Immediately after the war, Joseph Press and after him Israel Wexler went to Chorostkow specially to distribute help on the spot to the truly needy and those who were suffering. The Joint along with local institutions handed out aid, but the fact that the New York former towns folk had not forgotten their kin and also that many Chorostkower came to the town to the bring their families over or sent them the necessary immigration papers – filled everyone with new hope.

When the big depression hit the US in the '30s, our organization formed a Free Loan Society in New York to help its own members. Active in this loan society were: Shimeon Chasid, Yitzchak Grossberg, Frank Gelber, Yitzchak Gerstenbluth, Jacob Goldrink, Berl Kurz, Jacob Parnass, David Schneider, Joseph press, Shlomo Schwartz, Israel Wexler and Meyer Werber. The largest contribution to the loan society was made by Meyer Mantches.

The previously named Joseph Press* also traveled to the old home at that time with a specific sum of money that allowed the funding of a local Free Loan Society and to distribute incentive aid to storekeepers, artisans and merchants and to put up a gate to the new cemetery.

* (There is a full page photograph of this gate in Sefer Chorostkow).

During the years of WW 2 when we became aware of the tragic fate of Polish Jewry, we were horrified and worried, while living with the illusion that perhaps the majority of Choros kow Jews would be able to avoid this tragedy. However by 1944- 1945 we already knew of this huge disaster and of the disappearance of practically the entire community. We brought help to the surviving remnant wherever they could be found. With the establishment of Jewish sovereignty, we set up a national hometown and fraternal fund to help the Chorostkower in Israel, as well as taking part in general campaigns like the: JNF, Keren Haysod, Histadrut and others. We sent packages of clothing to our brethren in Israel along with food stuffs and money. We also built 2 homes in memory of our destroyed town to welcome new olim (Immigrants). In our files there is a special letter from the Sochnut (Jewish Agency) thanking us for that accomplishment.

When we draw up an accounting of the 60 years of achievements of the Chorostkower Landsmanschaft in New York, we can take pride in our endeavors and aid for our fellow townsmen in America, in the old country, as well as all Jewry and for the Jewish State.

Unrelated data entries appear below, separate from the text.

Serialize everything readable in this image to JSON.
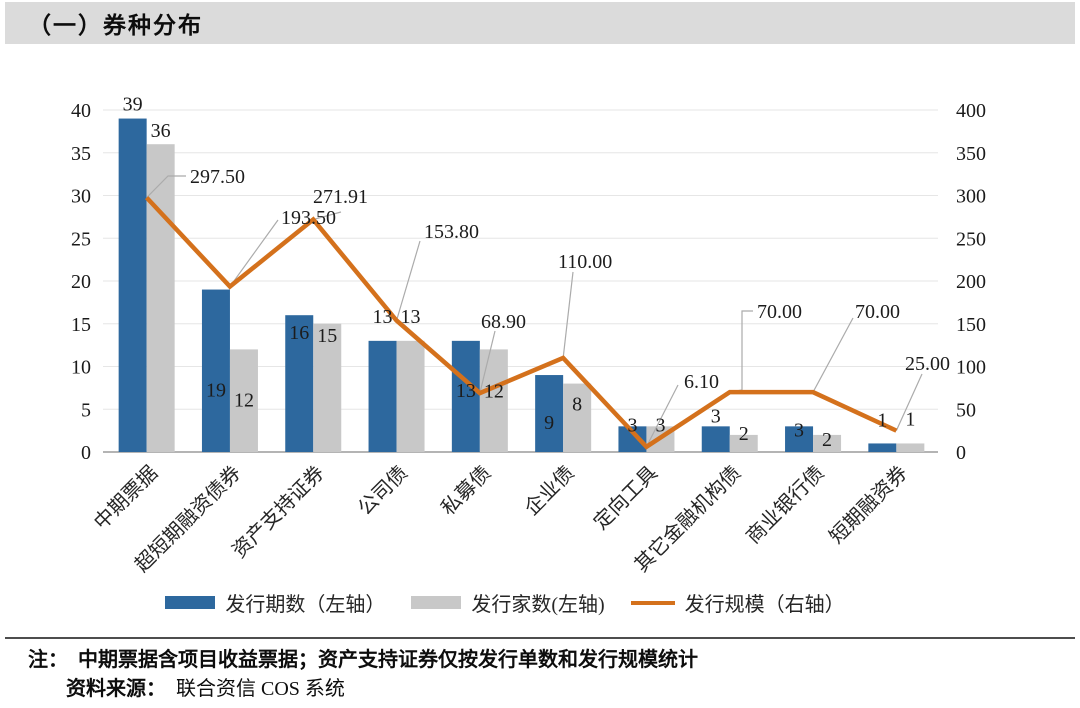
{
  "header": {
    "title": "（一）券种分布"
  },
  "chart_data": {
    "type": "bar+line",
    "title": "",
    "xlabel": "",
    "ylabel": "",
    "categories": [
      "中期票据",
      "超短期融资债券",
      "资产支持证券",
      "公司债",
      "私募债",
      "企业债",
      "定向工具",
      "其它金融机构债",
      "商业银行债",
      "短期融资券"
    ],
    "series": [
      {
        "name": "发行期数（左轴）",
        "type": "bar",
        "axis": "left",
        "color": "#2D689E",
        "values": [
          39,
          19,
          16,
          13,
          13,
          9,
          3,
          3,
          3,
          1
        ]
      },
      {
        "name": "发行家数(左轴)",
        "type": "bar",
        "axis": "left",
        "color": "#C8C8C8",
        "values": [
          36,
          12,
          15,
          13,
          12,
          8,
          3,
          2,
          2,
          1
        ]
      },
      {
        "name": "发行规模（右轴）",
        "type": "line",
        "axis": "right",
        "color": "#D4711C",
        "values": [
          297.5,
          193.5,
          271.91,
          153.8,
          68.9,
          110.0,
          6.1,
          70.0,
          70.0,
          25.0
        ],
        "display_labels": [
          "297.50",
          "193.50",
          "271.91",
          "153.80",
          "68.90",
          "110.00",
          "6.10",
          "70.00",
          "70.00",
          "25.00"
        ]
      }
    ],
    "left_axis": {
      "min": 0,
      "max": 40,
      "step": 5,
      "ticks": [
        0,
        5,
        10,
        15,
        20,
        25,
        30,
        35,
        40
      ]
    },
    "right_axis": {
      "min": 0,
      "max": 400,
      "step": 50,
      "ticks": [
        0,
        50,
        100,
        150,
        200,
        250,
        300,
        350,
        400
      ]
    },
    "grid": true,
    "legend_position": "bottom"
  },
  "notes": {
    "note_label": "注：",
    "note_text": "中期票据含项目收益票据；资产支持证券仅按发行单数和发行规模统计",
    "source_label": "资料来源：",
    "source_text": "联合资信 COS 系统"
  }
}
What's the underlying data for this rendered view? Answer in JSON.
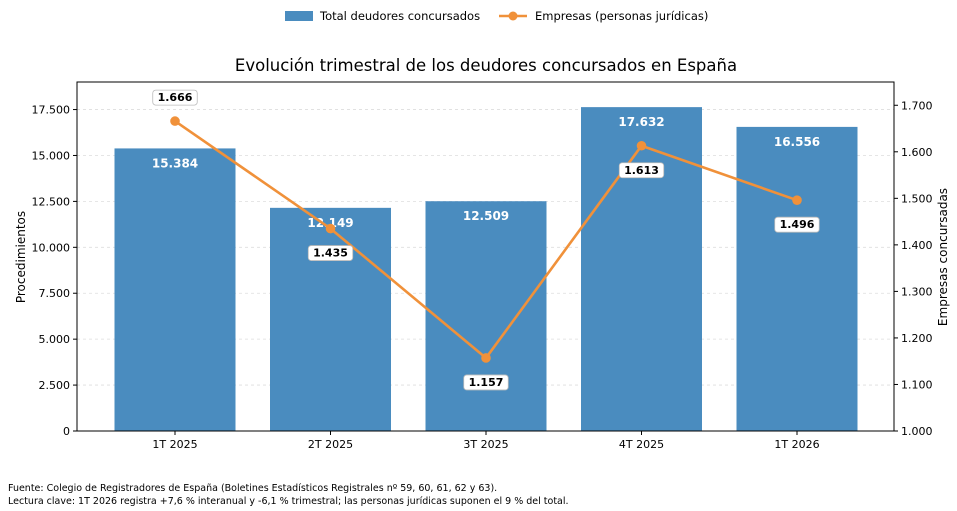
{
  "chart_data": {
    "type": "bar+line",
    "title": "Evolución trimestral de los deudores concursados en España",
    "categories": [
      "1T 2025",
      "2T 2025",
      "3T 2025",
      "4T 2025",
      "1T 2026"
    ],
    "series": [
      {
        "name": "Total deudores concursados",
        "type": "bar",
        "axis": "left",
        "values": [
          15384,
          12149,
          12509,
          17632,
          16556
        ],
        "labels": [
          "15.384",
          "12.149",
          "12.509",
          "17.632",
          "16.556"
        ],
        "color": "#4a8cbf"
      },
      {
        "name": "Empresas (personas jurídicas)",
        "type": "line",
        "axis": "right",
        "values": [
          1666,
          1435,
          1157,
          1613,
          1496
        ],
        "labels": [
          "1.666",
          "1.435",
          "1.157",
          "1.613",
          "1.496"
        ],
        "color": "#f0913a"
      }
    ],
    "ylabel_left": "Procedimientos",
    "ylabel_right": "Empresas concursadas",
    "ylim_left": [
      0,
      19000
    ],
    "ylim_right": [
      1000,
      1750
    ],
    "yticks_left": [
      {
        "value": 0,
        "label": "0"
      },
      {
        "value": 2500,
        "label": "2.500"
      },
      {
        "value": 5000,
        "label": "5.000"
      },
      {
        "value": 7500,
        "label": "7.500"
      },
      {
        "value": 10000,
        "label": "10.000"
      },
      {
        "value": 12500,
        "label": "12.500"
      },
      {
        "value": 15000,
        "label": "15.000"
      },
      {
        "value": 17500,
        "label": "17.500"
      }
    ],
    "yticks_right": [
      {
        "value": 1000,
        "label": "1.000"
      },
      {
        "value": 1100,
        "label": "1.100"
      },
      {
        "value": 1200,
        "label": "1.200"
      },
      {
        "value": 1300,
        "label": "1.300"
      },
      {
        "value": 1400,
        "label": "1.400"
      },
      {
        "value": 1500,
        "label": "1.500"
      },
      {
        "value": 1600,
        "label": "1.600"
      },
      {
        "value": 1700,
        "label": "1.700"
      }
    ],
    "grid": "horizontal-dashed",
    "legend_placement": "top-center"
  },
  "footer": {
    "source": "Fuente: Colegio de Registradores de España (Boletines Estadísticos Registrales nº 59, 60, 61, 62 y 63).",
    "note": "Lectura clave: 1T 2026 registra +7,6 % interanual y -6,1 % trimestral; las personas jurídicas suponen el 9 % del total."
  }
}
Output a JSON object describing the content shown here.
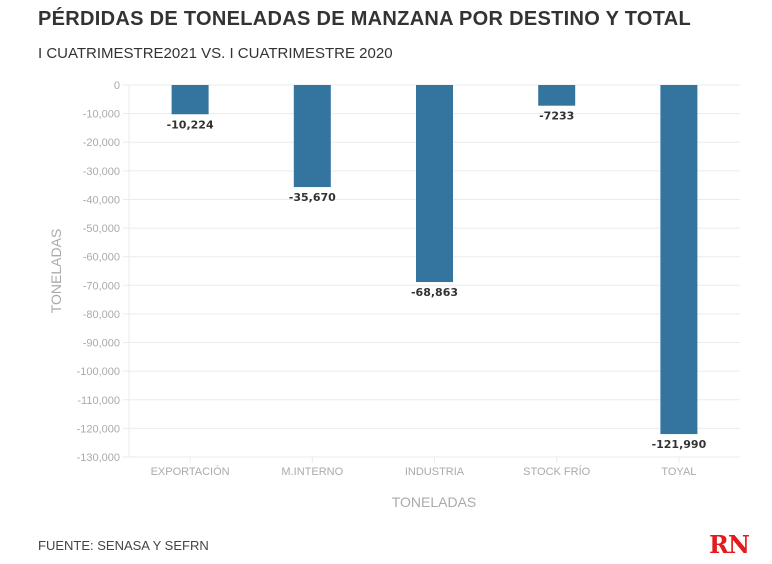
{
  "header": {
    "title": "PÉRDIDAS DE TONELADAS DE MANZANA POR DESTINO Y TOTAL",
    "subtitle": "I CUATRIMESTRE2021 VS. I CUATRIMESTRE 2020"
  },
  "footer": {
    "source": "FUENTE: SENASA Y SEFRN",
    "logo": "RN"
  },
  "colors": {
    "bar": "#34759f",
    "grid": "#ebebeb",
    "logo": "#e41a1c"
  },
  "chart_data": {
    "type": "bar",
    "title": "PÉRDIDAS DE TONELADAS DE MANZANA POR DESTINO Y TOTAL",
    "subtitle": "I CUATRIMESTRE2021 VS. I CUATRIMESTRE 2020",
    "categories": [
      "EXPORTACIÓN",
      "M.INTERNO",
      "INDUSTRIA",
      "STOCK FRÍO",
      "TOYAL"
    ],
    "values": [
      -10224,
      -35670,
      -68863,
      -7233,
      -121990
    ],
    "data_labels": [
      "-10,224",
      "-35,670",
      "-68,863",
      "-7233",
      "-121,990"
    ],
    "xlabel": "TONELADAS",
    "ylabel": "TONELADAS",
    "ylim": [
      -130000,
      0
    ],
    "yticks": [
      0,
      -10000,
      -20000,
      -30000,
      -40000,
      -50000,
      -60000,
      -70000,
      -80000,
      -90000,
      -100000,
      -110000,
      -120000,
      -130000
    ],
    "ytick_labels": [
      "0",
      "-10,000",
      "-20,000",
      "-30,000",
      "-40,000",
      "-50,000",
      "-60,000",
      "-70,000",
      "-80,000",
      "-90,000",
      "-100,000",
      "-110,000",
      "-120,000",
      "-130,000"
    ],
    "grid": true,
    "legend": "none"
  }
}
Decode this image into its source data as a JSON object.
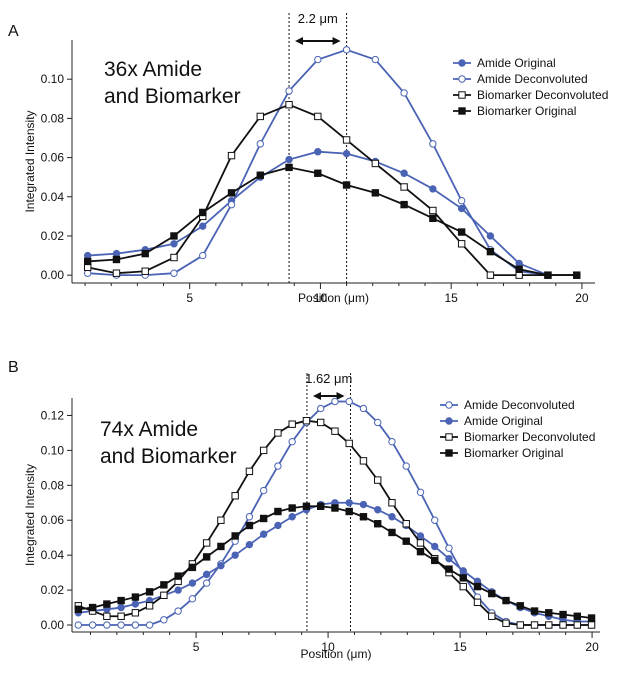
{
  "colors": {
    "blue": "#4a63b4",
    "black": "#111111",
    "axis": "#222222"
  },
  "chart_data": [
    {
      "type": "line",
      "panel_label": "A",
      "title": "36x Amide and Biomarker",
      "title_lines": [
        "36x Amide",
        "and Biomarker"
      ],
      "xlabel": "Position (μm)",
      "ylabel": "Integrated Intensity",
      "xlim": [
        0.5,
        20.5
      ],
      "ylim": [
        -0.004,
        0.12
      ],
      "xticks": [
        5,
        10,
        15,
        20
      ],
      "yticks": [
        0.0,
        0.02,
        0.04,
        0.06,
        0.08,
        0.1
      ],
      "ytick_labels": [
        "0.00",
        "0.02",
        "0.04",
        "0.06",
        "0.08",
        "0.10"
      ],
      "grid": false,
      "legend_position": "top-right",
      "annotation": {
        "text": "2.2 μm",
        "lines_x": [
          8.8,
          11.0
        ]
      },
      "series": [
        {
          "name": "Amide Original",
          "color": "#4a63b4",
          "marker": "filled-circle",
          "x": [
            1.1,
            2.2,
            3.3,
            4.4,
            5.5,
            6.6,
            7.7,
            8.8,
            9.9,
            11.0,
            12.1,
            13.2,
            14.3,
            15.4,
            16.5,
            17.6,
            18.7,
            19.8
          ],
          "y": [
            0.01,
            0.011,
            0.013,
            0.016,
            0.025,
            0.038,
            0.05,
            0.059,
            0.063,
            0.062,
            0.058,
            0.052,
            0.044,
            0.034,
            0.02,
            0.006,
            0.0,
            0.0
          ]
        },
        {
          "name": "Amide Deconvoluted",
          "color": "#4a63b4",
          "marker": "open-circle",
          "x": [
            1.1,
            2.2,
            3.3,
            4.4,
            5.5,
            6.6,
            7.7,
            8.8,
            9.9,
            11.0,
            12.1,
            13.2,
            14.3,
            15.4,
            16.5,
            17.6,
            18.7,
            19.8
          ],
          "y": [
            0.001,
            0.0,
            0.0,
            0.001,
            0.01,
            0.036,
            0.067,
            0.094,
            0.11,
            0.115,
            0.11,
            0.093,
            0.067,
            0.038,
            0.013,
            0.002,
            0.0,
            0.0
          ]
        },
        {
          "name": "Biomarker Deconvoluted",
          "color": "#111111",
          "marker": "open-square",
          "x": [
            1.1,
            2.2,
            3.3,
            4.4,
            5.5,
            6.6,
            7.7,
            8.8,
            9.9,
            11.0,
            12.1,
            13.2,
            14.3,
            15.4,
            16.5,
            17.6,
            18.7,
            19.8
          ],
          "y": [
            0.004,
            0.001,
            0.002,
            0.009,
            0.03,
            0.061,
            0.081,
            0.087,
            0.081,
            0.069,
            0.057,
            0.045,
            0.033,
            0.016,
            0.0,
            0.0,
            0.0,
            0.0
          ]
        },
        {
          "name": "Biomarker Original",
          "color": "#111111",
          "marker": "filled-square",
          "x": [
            1.1,
            2.2,
            3.3,
            4.4,
            5.5,
            6.6,
            7.7,
            8.8,
            9.9,
            11.0,
            12.1,
            13.2,
            14.3,
            15.4,
            16.5,
            17.6,
            18.7,
            19.8
          ],
          "y": [
            0.007,
            0.008,
            0.011,
            0.02,
            0.032,
            0.042,
            0.051,
            0.055,
            0.052,
            0.046,
            0.042,
            0.036,
            0.029,
            0.022,
            0.012,
            0.003,
            0.0,
            0.0
          ]
        }
      ]
    },
    {
      "type": "line",
      "panel_label": "B",
      "title": "74x Amide and Biomarker",
      "title_lines": [
        "74x Amide",
        "and Biomarker"
      ],
      "xlabel": "Position (μm)",
      "ylabel": "Integrated Intensity",
      "xlim": [
        0.3,
        20.3
      ],
      "ylim": [
        -0.004,
        0.13
      ],
      "xticks": [
        5,
        10,
        15,
        20
      ],
      "yticks": [
        0.0,
        0.02,
        0.04,
        0.06,
        0.08,
        0.1,
        0.12
      ],
      "ytick_labels": [
        "0.00",
        "0.02",
        "0.04",
        "0.06",
        "0.08",
        "0.10",
        "0.12"
      ],
      "grid": false,
      "legend_position": "top-right",
      "annotation": {
        "text": "1.62 μm",
        "lines_x": [
          9.2,
          10.85
        ]
      },
      "series": [
        {
          "name": "Amide Deconvoluted",
          "color": "#4a63b4",
          "marker": "open-circle",
          "x": [
            0.54,
            1.08,
            1.62,
            2.16,
            2.7,
            3.24,
            3.78,
            4.32,
            4.86,
            5.4,
            5.94,
            6.48,
            7.02,
            7.56,
            8.1,
            8.64,
            9.18,
            9.72,
            10.26,
            10.8,
            11.34,
            11.88,
            12.42,
            12.96,
            13.5,
            14.04,
            14.58,
            15.12,
            15.66,
            16.2,
            16.74,
            17.28,
            17.82,
            18.36,
            18.9,
            19.44,
            19.98
          ],
          "y": [
            0.0,
            0.0,
            0.0,
            0.0,
            0.0,
            0.0,
            0.003,
            0.008,
            0.015,
            0.024,
            0.035,
            0.048,
            0.062,
            0.077,
            0.091,
            0.105,
            0.116,
            0.124,
            0.128,
            0.128,
            0.124,
            0.116,
            0.105,
            0.091,
            0.076,
            0.06,
            0.044,
            0.029,
            0.016,
            0.007,
            0.002,
            0.0,
            0.0,
            0.0,
            0.0,
            0.0,
            0.0
          ]
        },
        {
          "name": "Amide Original",
          "color": "#4a63b4",
          "marker": "filled-circle",
          "x": [
            0.54,
            1.08,
            1.62,
            2.16,
            2.7,
            3.24,
            3.78,
            4.32,
            4.86,
            5.4,
            5.94,
            6.48,
            7.02,
            7.56,
            8.1,
            8.64,
            9.18,
            9.72,
            10.26,
            10.8,
            11.34,
            11.88,
            12.42,
            12.96,
            13.5,
            14.04,
            14.58,
            15.12,
            15.66,
            16.2,
            16.74,
            17.28,
            17.82,
            18.36,
            18.9,
            19.44,
            19.98
          ],
          "y": [
            0.007,
            0.008,
            0.009,
            0.01,
            0.012,
            0.014,
            0.017,
            0.02,
            0.024,
            0.029,
            0.034,
            0.04,
            0.046,
            0.052,
            0.057,
            0.062,
            0.066,
            0.069,
            0.07,
            0.07,
            0.069,
            0.066,
            0.062,
            0.057,
            0.051,
            0.045,
            0.038,
            0.031,
            0.025,
            0.019,
            0.014,
            0.01,
            0.007,
            0.005,
            0.003,
            0.002,
            0.002
          ]
        },
        {
          "name": "Biomarker Deconvoluted",
          "color": "#111111",
          "marker": "open-square",
          "x": [
            0.54,
            1.08,
            1.62,
            2.16,
            2.7,
            3.24,
            3.78,
            4.32,
            4.86,
            5.4,
            5.94,
            6.48,
            7.02,
            7.56,
            8.1,
            8.64,
            9.18,
            9.72,
            10.26,
            10.8,
            11.34,
            11.88,
            12.42,
            12.96,
            13.5,
            14.04,
            14.58,
            15.12,
            15.66,
            16.2,
            16.74,
            17.28,
            17.82,
            18.36,
            18.9,
            19.44,
            19.98
          ],
          "y": [
            0.011,
            0.008,
            0.005,
            0.005,
            0.007,
            0.011,
            0.017,
            0.025,
            0.035,
            0.047,
            0.06,
            0.074,
            0.088,
            0.1,
            0.11,
            0.115,
            0.117,
            0.116,
            0.111,
            0.104,
            0.094,
            0.083,
            0.07,
            0.058,
            0.047,
            0.038,
            0.03,
            0.022,
            0.013,
            0.005,
            0.001,
            0.0,
            0.0,
            0.0,
            0.0,
            0.0,
            0.0
          ]
        },
        {
          "name": "Biomarker Original",
          "color": "#111111",
          "marker": "filled-square",
          "x": [
            0.54,
            1.08,
            1.62,
            2.16,
            2.7,
            3.24,
            3.78,
            4.32,
            4.86,
            5.4,
            5.94,
            6.48,
            7.02,
            7.56,
            8.1,
            8.64,
            9.18,
            9.72,
            10.26,
            10.8,
            11.34,
            11.88,
            12.42,
            12.96,
            13.5,
            14.04,
            14.58,
            15.12,
            15.66,
            16.2,
            16.74,
            17.28,
            17.82,
            18.36,
            18.9,
            19.44,
            19.98
          ],
          "y": [
            0.009,
            0.01,
            0.012,
            0.014,
            0.016,
            0.019,
            0.023,
            0.028,
            0.033,
            0.039,
            0.045,
            0.051,
            0.057,
            0.061,
            0.065,
            0.067,
            0.068,
            0.068,
            0.067,
            0.065,
            0.062,
            0.058,
            0.053,
            0.048,
            0.042,
            0.037,
            0.032,
            0.027,
            0.022,
            0.018,
            0.014,
            0.011,
            0.008,
            0.007,
            0.006,
            0.005,
            0.004
          ]
        }
      ]
    }
  ]
}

Regrettably, a few years ago a change for the worse took place because some of the older activists died and those of us still living have begun to pull back from active involvement. The second and third generations are holding back from providing aid. To them the shtetl in Eastern Galicia is foreign. Among those in the world and here in New York, whose origins are in Chorostkow, there is no sentiment for the old home which they do not know like the older generation. But a few “Last Mohicans” remain true to their roots and their ties to that which is called Chorostkow. We support individual organizations and of course we are pleased with our contributions to our Memorial Book that must forever remember a Jewish community destroyed by the Hitler murderers.

* (A personal note of remembrance of Joseph Press. He had a chain of ladies fashions in New Jersey and was a very close family friend of the Langs in New York, particularly, my aunt Miriam and her husband Dr. Morris Achtel,who came to the US in the early '20s with Smichah (ordination to the rabbinate) but decided to become a dentist and probably was influential in my decision to enter that profession. When Mr. Press visited Chorostkow in the early '30's, my mother and I were not there but in Jaremcze, a mountain resort, where I was ordered to go to after a debilitating illness and he decided he could not return to New York and tell aunt Miriam that he did not see us, so he came and visited with us for a couple of days. When in the late '40s both he and aunt Miriam were widowed, they married and in his latter years he became my uncle.)